Cruzo-me, ainda hoje, amiúde com esses meus antigos alunos do Curso Comercial, porque boa parte deles criou as suas empresas e seguiu vida por aqui, na «linha de Cascais». Gente, de um modo geral, organizada e com os pés assentes na terra, porque detentora de cursos concretos, profissionais.
Creio que foi com as reformas do ensino subsequentes à Revolução de Abril que se acabou com esses cursos e deixou de se chamar Escola Industrial Marquês de Pombal a um estabelecimento de ensino da zona de Alcântara que formava técnicos bem competentes (ter andado na Marquês de Pombal era um orgulho!). Lembro-me que também resolveram ‘transformar’ a Francisco de Arruda, também de ensino preparatório, em Alcântara – «uma ‘escola de referência’, como a classificou Maria Emília Brederode Santos no Jornal de Letras (11-12-2013) – o que levou o Prof. Calvet de Maglhães, um pedagogo de primeira água, que tudo dera àquela escola, a achar que já não valia a pena viver, quando lhe impuseram essa ideia «revolucionária» de acabar com o ensino profissional.

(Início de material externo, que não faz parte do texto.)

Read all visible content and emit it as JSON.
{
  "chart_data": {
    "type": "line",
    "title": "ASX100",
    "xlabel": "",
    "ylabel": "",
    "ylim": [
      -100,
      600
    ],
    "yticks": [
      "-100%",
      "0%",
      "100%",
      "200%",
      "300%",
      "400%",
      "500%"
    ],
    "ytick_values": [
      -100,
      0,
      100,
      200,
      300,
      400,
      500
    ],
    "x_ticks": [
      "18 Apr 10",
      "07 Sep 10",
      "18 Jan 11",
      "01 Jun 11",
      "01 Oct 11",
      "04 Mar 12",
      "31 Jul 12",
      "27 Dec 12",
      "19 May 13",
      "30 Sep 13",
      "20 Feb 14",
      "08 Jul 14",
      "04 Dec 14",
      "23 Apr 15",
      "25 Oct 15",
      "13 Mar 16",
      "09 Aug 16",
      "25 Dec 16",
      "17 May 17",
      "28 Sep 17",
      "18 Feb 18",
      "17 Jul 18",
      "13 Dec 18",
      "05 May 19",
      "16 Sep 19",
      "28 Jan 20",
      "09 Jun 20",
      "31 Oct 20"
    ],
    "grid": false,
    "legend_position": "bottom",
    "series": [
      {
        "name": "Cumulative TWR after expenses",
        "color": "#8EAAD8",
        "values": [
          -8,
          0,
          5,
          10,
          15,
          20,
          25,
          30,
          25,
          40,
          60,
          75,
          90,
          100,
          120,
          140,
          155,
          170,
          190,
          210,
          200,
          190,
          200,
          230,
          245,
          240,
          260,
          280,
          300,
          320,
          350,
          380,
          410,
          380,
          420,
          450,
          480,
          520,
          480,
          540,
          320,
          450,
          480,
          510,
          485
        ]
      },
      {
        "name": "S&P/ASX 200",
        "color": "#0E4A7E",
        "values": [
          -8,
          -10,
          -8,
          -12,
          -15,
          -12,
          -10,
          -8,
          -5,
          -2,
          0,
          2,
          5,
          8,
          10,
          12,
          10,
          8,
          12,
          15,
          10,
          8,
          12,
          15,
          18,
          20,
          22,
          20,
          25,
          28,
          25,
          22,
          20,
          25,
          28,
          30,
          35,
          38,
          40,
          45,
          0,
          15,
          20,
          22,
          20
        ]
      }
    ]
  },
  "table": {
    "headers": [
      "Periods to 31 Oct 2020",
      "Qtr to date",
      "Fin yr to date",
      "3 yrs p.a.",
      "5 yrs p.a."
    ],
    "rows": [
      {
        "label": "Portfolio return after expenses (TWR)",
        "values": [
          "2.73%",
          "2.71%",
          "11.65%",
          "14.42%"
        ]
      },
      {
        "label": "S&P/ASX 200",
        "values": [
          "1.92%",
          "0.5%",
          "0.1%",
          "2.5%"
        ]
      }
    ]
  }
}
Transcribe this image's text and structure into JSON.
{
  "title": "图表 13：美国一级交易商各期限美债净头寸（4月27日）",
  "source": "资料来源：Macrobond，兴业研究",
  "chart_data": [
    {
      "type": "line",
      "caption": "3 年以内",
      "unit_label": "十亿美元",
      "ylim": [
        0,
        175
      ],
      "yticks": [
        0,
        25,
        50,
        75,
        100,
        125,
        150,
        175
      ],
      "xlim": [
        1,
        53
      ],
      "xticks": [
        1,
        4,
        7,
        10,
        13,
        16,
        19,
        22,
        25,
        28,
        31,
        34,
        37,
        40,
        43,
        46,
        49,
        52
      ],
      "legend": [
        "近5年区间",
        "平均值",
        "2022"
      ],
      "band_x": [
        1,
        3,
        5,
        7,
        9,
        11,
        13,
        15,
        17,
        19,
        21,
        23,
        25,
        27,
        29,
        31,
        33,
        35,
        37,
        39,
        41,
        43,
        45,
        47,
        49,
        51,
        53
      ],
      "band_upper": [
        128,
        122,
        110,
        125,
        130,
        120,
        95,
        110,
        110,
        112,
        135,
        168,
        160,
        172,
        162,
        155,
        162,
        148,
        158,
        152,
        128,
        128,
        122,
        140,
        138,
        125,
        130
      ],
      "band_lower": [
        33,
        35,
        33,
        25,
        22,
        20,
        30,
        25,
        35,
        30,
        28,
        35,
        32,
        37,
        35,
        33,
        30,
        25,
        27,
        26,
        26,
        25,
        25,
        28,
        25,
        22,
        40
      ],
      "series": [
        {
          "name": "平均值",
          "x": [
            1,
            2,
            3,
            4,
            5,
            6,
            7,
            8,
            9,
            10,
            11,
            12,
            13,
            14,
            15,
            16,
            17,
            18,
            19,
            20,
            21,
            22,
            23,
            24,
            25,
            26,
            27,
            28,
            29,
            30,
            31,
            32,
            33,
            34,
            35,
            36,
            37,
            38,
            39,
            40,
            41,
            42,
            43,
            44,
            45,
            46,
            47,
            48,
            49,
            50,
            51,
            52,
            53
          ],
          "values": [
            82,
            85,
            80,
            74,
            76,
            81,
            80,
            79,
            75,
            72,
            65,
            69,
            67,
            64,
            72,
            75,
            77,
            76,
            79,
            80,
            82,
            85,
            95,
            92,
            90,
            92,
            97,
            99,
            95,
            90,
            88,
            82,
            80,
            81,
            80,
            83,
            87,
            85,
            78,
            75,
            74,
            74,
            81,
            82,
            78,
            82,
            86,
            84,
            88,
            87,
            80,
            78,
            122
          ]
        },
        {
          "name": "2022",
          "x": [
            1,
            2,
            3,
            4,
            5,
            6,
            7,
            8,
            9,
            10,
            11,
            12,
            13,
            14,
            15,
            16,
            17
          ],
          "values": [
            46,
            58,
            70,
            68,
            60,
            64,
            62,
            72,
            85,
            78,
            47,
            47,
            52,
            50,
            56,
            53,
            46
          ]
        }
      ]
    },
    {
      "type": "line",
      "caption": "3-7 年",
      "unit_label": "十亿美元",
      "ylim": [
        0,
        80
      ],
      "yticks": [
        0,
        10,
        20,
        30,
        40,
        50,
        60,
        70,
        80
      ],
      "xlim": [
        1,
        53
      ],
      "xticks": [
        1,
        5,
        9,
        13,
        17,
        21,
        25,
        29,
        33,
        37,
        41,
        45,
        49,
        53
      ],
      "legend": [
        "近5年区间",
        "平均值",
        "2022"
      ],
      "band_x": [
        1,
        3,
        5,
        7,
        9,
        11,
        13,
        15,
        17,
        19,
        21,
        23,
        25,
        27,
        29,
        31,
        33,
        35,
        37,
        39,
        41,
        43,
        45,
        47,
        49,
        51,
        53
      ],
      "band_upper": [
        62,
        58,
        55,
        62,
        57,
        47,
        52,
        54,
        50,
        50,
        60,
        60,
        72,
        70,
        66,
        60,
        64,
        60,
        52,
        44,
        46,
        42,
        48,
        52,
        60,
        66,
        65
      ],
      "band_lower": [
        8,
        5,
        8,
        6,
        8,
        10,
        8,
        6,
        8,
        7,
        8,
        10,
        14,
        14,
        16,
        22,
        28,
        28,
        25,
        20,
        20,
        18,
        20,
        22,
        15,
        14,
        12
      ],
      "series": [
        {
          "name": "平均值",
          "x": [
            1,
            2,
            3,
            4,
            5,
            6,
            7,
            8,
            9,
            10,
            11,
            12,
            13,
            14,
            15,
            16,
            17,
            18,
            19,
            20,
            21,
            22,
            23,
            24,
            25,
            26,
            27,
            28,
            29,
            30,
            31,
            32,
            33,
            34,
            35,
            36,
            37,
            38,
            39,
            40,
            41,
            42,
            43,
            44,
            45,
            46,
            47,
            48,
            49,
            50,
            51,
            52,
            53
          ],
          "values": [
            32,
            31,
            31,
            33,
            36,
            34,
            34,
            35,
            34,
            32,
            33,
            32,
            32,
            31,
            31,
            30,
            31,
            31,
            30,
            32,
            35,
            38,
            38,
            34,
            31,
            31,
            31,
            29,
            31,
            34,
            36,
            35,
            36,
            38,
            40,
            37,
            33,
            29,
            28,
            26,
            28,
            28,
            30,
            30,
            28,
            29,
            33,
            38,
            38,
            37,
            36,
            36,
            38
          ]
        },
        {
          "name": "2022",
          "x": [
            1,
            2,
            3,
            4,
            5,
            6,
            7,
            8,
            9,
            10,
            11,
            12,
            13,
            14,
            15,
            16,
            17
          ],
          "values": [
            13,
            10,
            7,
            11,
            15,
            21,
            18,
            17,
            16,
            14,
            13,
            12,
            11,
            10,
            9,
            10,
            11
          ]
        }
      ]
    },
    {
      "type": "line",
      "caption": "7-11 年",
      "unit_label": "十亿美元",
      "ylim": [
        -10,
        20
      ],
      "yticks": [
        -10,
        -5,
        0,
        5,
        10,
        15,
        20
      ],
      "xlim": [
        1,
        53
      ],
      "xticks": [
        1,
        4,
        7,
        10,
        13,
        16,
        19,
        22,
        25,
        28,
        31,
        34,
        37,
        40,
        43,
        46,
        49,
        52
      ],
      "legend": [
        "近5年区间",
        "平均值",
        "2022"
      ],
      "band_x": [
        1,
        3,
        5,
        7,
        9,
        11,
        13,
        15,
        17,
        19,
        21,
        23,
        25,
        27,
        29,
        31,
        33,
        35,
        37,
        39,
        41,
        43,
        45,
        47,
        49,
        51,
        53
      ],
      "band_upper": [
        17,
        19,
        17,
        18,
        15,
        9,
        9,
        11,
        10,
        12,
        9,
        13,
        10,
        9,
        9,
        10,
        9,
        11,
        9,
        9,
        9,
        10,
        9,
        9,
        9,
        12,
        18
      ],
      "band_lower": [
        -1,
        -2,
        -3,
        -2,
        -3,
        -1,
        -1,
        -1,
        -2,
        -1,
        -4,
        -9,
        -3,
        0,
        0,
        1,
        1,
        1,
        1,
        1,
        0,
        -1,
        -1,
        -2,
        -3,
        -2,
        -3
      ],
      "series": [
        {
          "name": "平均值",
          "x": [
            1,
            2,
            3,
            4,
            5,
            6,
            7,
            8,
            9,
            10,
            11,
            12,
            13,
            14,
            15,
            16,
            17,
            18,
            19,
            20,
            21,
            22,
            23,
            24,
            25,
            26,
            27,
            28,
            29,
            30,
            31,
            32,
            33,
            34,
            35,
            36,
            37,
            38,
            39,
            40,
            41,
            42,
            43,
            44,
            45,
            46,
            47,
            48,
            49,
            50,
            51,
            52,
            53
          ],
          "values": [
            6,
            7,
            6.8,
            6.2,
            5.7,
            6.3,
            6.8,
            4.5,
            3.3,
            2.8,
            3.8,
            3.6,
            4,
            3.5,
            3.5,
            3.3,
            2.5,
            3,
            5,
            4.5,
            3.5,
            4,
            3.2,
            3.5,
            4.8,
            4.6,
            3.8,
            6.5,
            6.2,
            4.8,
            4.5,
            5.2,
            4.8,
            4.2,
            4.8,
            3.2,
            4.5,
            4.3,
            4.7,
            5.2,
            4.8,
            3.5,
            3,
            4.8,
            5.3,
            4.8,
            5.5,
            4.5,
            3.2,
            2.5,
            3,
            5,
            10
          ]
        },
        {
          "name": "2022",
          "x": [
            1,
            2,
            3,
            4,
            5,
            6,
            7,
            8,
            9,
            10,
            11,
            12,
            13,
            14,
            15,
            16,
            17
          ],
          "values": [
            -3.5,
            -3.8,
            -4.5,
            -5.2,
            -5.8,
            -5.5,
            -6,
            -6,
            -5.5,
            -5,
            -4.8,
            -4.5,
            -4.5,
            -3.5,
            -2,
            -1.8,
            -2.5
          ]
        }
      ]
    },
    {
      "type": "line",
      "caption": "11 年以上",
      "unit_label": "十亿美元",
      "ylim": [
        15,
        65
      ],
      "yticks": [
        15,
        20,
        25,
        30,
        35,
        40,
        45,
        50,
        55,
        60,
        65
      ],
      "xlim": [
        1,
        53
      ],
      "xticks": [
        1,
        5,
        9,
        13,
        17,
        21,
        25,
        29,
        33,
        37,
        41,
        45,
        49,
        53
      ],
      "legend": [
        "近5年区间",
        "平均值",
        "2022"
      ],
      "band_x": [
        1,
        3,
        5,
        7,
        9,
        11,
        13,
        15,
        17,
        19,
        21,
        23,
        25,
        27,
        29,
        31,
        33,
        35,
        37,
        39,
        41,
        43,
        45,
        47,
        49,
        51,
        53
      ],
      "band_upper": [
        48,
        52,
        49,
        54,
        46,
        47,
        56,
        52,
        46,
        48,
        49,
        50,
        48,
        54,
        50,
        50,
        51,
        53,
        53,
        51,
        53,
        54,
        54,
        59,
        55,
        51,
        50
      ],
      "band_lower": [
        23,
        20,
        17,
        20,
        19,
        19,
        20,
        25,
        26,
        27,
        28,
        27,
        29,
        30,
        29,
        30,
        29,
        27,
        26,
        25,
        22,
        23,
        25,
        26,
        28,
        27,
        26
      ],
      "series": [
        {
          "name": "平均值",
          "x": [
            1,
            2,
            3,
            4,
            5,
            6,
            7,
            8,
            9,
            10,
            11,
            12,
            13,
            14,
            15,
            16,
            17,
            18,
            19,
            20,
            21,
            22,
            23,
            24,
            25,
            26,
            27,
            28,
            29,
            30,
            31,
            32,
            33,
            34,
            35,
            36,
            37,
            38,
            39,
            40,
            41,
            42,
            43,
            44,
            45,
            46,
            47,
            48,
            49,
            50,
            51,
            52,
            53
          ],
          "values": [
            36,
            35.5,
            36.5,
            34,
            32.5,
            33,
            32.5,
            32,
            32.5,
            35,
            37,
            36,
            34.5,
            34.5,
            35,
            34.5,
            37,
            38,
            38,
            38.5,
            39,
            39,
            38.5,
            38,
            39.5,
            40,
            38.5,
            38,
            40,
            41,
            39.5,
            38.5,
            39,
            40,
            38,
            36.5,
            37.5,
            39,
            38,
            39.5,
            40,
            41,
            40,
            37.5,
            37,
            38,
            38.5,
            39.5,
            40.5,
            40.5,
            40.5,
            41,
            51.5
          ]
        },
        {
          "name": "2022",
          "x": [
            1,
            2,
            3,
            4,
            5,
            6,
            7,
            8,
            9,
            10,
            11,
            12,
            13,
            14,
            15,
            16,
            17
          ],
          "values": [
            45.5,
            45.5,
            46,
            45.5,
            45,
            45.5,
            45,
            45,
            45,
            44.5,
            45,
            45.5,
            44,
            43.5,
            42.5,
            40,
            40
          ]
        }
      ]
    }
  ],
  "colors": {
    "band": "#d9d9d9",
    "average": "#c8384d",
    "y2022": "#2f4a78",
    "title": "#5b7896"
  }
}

Hoje, torcem a orelha e já não deita sangue. Porque será que, quando alguém chega ao poder, a sua primeira acção é destruir o que de bom os anteriores gestores haviam feito? Claro, agora pugna-se ardentemente pelo ensino profissional. Vão ver o que, há 50 anos, funcionava bem e foi estraçalhado! Nalgum sítio deve haver ainda arquivos disso – se é que não decidiram queimar tudo!

                                                      José d’Encarnação

Publicado em Renascimento (Mangualde), nº 707, 1 de Maio de 2017, p. 11.